Член стискивало так туго, что в глазах темнело.

— Да не зажимайся ты, дурища.

— Заткнись! — прошипела Хесса, натянулась до конца, поелозила и замерла. По напряженному, как каменному лицу медленно растекалось удовлетворение.

— Помочь?

— Нет! Лежи! Не смей… не смей двигаться.

— Тогда сама шевелись. Задолбала!

— Заткнись. — Хесса вцепилась в бока еще сильней, так сильно, будто собралась кожу с него сдирать голыми пальцами. — Заткнись и молчи. Сама знаю. — И так же медленно, как насаживалась, потянула себя вверх. Сардар заржал бы от этого «заткнись и молчи», от «сама знаю», заржал бы и объяснил доходчиво все, что думает о запредельной наглости некоторых двинутых на всю башку — если бы не вырвавшийся вдруг довольный стон. Телу нравилось. Члену нравилось, как медленно и неохотно его освобождают от горячей глубины, как судорожно сжатые мышцы стискивают головку. А самому Сардару нравилось смотреть, как Хесса кусает губы и жмурится, как быстро, почти неуловимо сменяются оттенки выражений: страх, удовольствие, напряженная сосредоточенность, и тут же — почти восторг, и снова страх…

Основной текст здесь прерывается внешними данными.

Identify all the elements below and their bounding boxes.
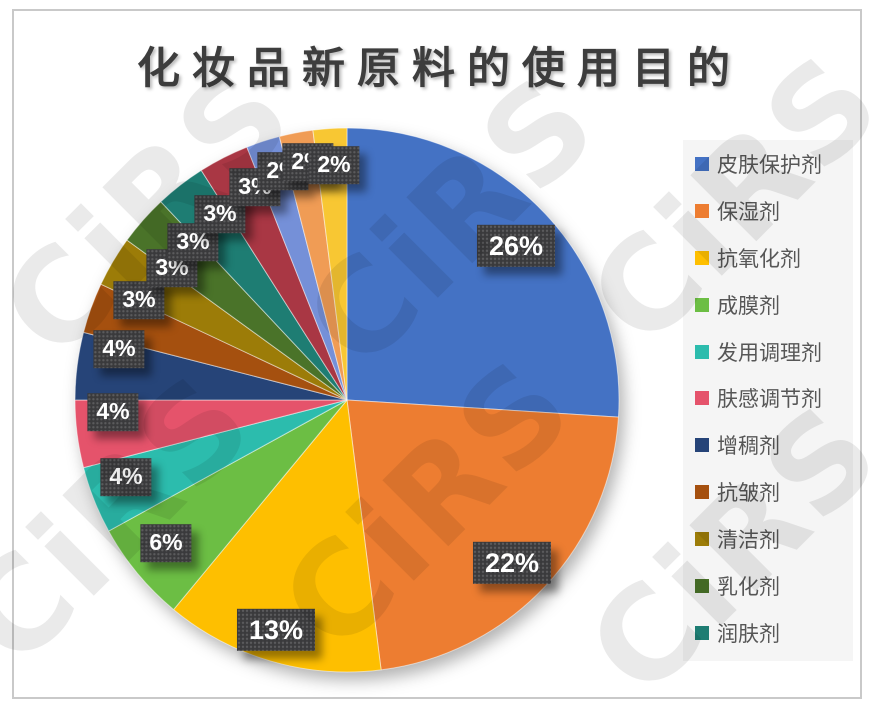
legend-label: 抗皱剂: [717, 481, 780, 506]
legend-label: 增稠剂: [717, 434, 780, 459]
pie-label-3: 6%: [140, 524, 192, 562]
legend-label: 皮肤保护剂: [717, 153, 822, 177]
pie-label-4: 4%: [100, 458, 152, 496]
pie-slice-皮肤保护剂: [346, 127, 620, 418]
pie-label-0: 26%: [476, 224, 556, 268]
legend-label: 抗氧化剂: [717, 246, 801, 271]
legend-item-2: 抗氧化剂: [683, 243, 853, 273]
legend-label: 保湿剂: [717, 199, 780, 224]
legend-swatch-icon: [695, 625, 709, 640]
pie-slice-保湿剂: [346, 399, 619, 671]
legend-swatch-icon: [695, 157, 709, 171]
legend-item-8: 清洁剂: [683, 524, 853, 554]
legend-label: 乳化剂: [717, 575, 780, 600]
pie-label-14: 2%: [308, 146, 360, 184]
pie-label-7: 3%: [113, 281, 165, 319]
chart-title: 化妆品新原料的使用目的: [137, 46, 742, 93]
legend-label: 发用调理剂: [717, 340, 822, 365]
pie-label-6: 4%: [93, 330, 145, 368]
legend-item-6: 增稠剂: [683, 430, 853, 460]
legend-swatch-icon: [695, 203, 709, 218]
legend-item-3: 成膜剂: [683, 290, 853, 320]
pie-label-2: 13%: [236, 608, 316, 652]
legend-swatch-icon: [695, 297, 709, 312]
legend-swatch-icon: [695, 344, 709, 359]
legend-swatch-icon: [695, 250, 709, 265]
legend-item-7: 抗皱剂: [683, 477, 853, 507]
pie-slice-14: [312, 127, 348, 401]
legend-label: 成膜剂: [717, 293, 780, 318]
legend-swatch-icon: [695, 438, 709, 453]
legend-swatch-icon: [695, 485, 709, 500]
chart-screenshot: { "watermark": { "text": "CiRS" }, "char…: [0, 9, 879, 725]
legend-item-4: 发用调理剂: [683, 337, 853, 367]
legend-label: 润肤剂: [717, 621, 780, 646]
legend-item-9: 乳化剂: [683, 571, 853, 601]
pie-slice-抗氧化剂: [173, 399, 382, 673]
legend-label: 肤感调节剂: [717, 387, 822, 412]
chart-legend: 皮肤保护剂保湿剂抗氧化剂成膜剂发用调理剂肤感调节剂增稠剂抗皱剂清洁剂乳化剂润肤剂: [683, 140, 853, 661]
legend-swatch-icon: [695, 391, 709, 406]
legend-item-0: 皮肤保护剂: [683, 149, 853, 179]
pie-label-5: 4%: [87, 393, 139, 431]
pie-label-1: 22%: [472, 541, 552, 585]
legend-item-10: 润肤剂: [683, 618, 853, 648]
legend-swatch-icon: [695, 532, 709, 547]
legend-swatch-icon: [695, 579, 709, 594]
legend-item-5: 肤感调节剂: [683, 383, 853, 413]
legend-label: 清洁剂: [717, 528, 780, 553]
legend-item-1: 保湿剂: [683, 196, 853, 226]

Хесса поднялась так, что член вышел почти до конца, лишь головка осталась внутри. И тут же начала опускаться. Быстрее, чем в первый раз, но все так же зажимаясь — дура, сама себе осложняла жизнь, но Сардар снова не удержал довольного стона. В том, как головка входила внутрь, преодолевая сопротивление, раздвигая жаркое нутро, в том, как Хесса судорожно стискивала пальцы, бедра, как сжималась, но не прекращала двигаться, пока не прижалась всей промежностью, было совершенно особое, острое удовольствие.

Сардар ухватил ее за предплечья, провел ладонями к плечам, огладил бока. Хесса подставилась под руки, прогнулась в спине, задышала чаще. Она любила ласку, таяла от нее, как ванильный шербет под солнцем, и, кажется, ненавидела себя за это. Сардар положил ладони на полушария грудей, огладил, потер соски.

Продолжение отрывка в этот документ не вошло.